Olsen's dream came true last Thursday when he scored five minutes in the Oval Office with the Commander in Chief. 

"I said, 'I'm trying to raise awareness for this disease,' and I said, 'it's so important I get the word out about this,'" Olsen recalled.

Doctors say IPF kills as many people as breast cancer each year, more than 30,000 patients, with no known cause and no known cure. The disease shuts down the lungs with a build-up of scar tissue, and most people don't know about it until it's impacting them or a loved one falls gravely ill. 

"My lungs are shriveling up. They're dying," Olsen said. "It's like a crushing feeling in my rib cage."

The invite to the White House marked the latest stop in Olsen's effort to raise awareness about IPF and raise money for research to find a cure. Doctors gave the 56-year-old two years to live in 2014, and he's already outlived the diagnosis by more than a year. But his health has entered steep decline. 

"I'm retaining CO2 and what that means is my lungs have gotten so bad now I can't push the oxygen out," Olsen said. "I'm just little pastor from Kentucky, but I'm trying to make a difference, and hopefully I am." 

Olsen's on a lung transplant waiting list with Jewish Hospital in Louisville. For him, new lungs are not cure but they give IPF patients more time, sometimes as much as ten years. 

Fate aligned for the ailing preacher to reach the president. He befriended Vice President Mike Pence when Pence stopped in Versailles, Kentucky, earlier this month. Olson explained how he's waiting for a double lung transplant and his mission to spread the word about IPF. Moved by the efforts, Pence set up a VIP tour of the White House and the meeting with the president.

And there was another hurdle cleared thanks to a complete stranger, Wendall Day. Olsen was too sick to fly, but he shared news of his "bucket list" invite to the White House on social media. Day, a veteran, recently started Family Fun R.V. Rentals in Shepherdsville, Kentucky. He offered to chauffeur Olsen to DC in an RV for free.

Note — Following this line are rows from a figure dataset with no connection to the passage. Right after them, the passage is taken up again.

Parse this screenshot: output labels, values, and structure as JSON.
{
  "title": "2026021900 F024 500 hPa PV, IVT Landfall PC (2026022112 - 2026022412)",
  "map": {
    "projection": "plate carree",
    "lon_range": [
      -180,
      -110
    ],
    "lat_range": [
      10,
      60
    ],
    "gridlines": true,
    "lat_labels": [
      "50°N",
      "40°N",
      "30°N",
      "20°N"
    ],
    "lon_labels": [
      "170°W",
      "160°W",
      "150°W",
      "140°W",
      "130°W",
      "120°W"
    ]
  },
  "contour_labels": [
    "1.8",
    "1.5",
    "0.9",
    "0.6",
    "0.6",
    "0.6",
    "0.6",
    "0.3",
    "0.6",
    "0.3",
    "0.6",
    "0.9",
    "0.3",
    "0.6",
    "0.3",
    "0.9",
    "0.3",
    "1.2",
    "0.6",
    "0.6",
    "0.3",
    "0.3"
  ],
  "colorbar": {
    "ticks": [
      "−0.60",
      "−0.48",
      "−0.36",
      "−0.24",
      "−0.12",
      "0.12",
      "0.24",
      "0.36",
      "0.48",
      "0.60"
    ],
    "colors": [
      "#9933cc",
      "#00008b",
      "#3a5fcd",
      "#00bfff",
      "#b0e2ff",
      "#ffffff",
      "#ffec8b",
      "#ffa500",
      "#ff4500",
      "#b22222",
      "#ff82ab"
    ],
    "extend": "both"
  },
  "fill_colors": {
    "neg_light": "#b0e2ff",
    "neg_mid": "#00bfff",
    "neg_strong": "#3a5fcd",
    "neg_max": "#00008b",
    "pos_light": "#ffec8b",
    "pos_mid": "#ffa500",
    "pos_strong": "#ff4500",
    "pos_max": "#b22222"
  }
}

"We never know what we're going to face in life. That's the least I can do," Day said. "If I was in that kind of place I'd want someone to help me out too."

The new friends and their wives turned a five-minute meeting into a five-day round-trip from Louisville to our nation's Capitol. 

"Despite what you see on the news, he's very kind and warm," Olsen said of President Trump. "He took time out of world affairs and really listened to me."

Olsen tells all who will listen to make every breath count.

"Evaluate your life and realize when you get up in the morning, it's a gift," he said.

He knows, because he counts every breath like it's his last.

A show called "Rock and Road to Dublin" is playing at the Louisville Palace Theater on at 8 p.m. Saturday, and a portion of all ticket sales will be donated to Olsen's transplant crowdfunding account. When you purchase tickets, use the promo code "Dublin5" to donate.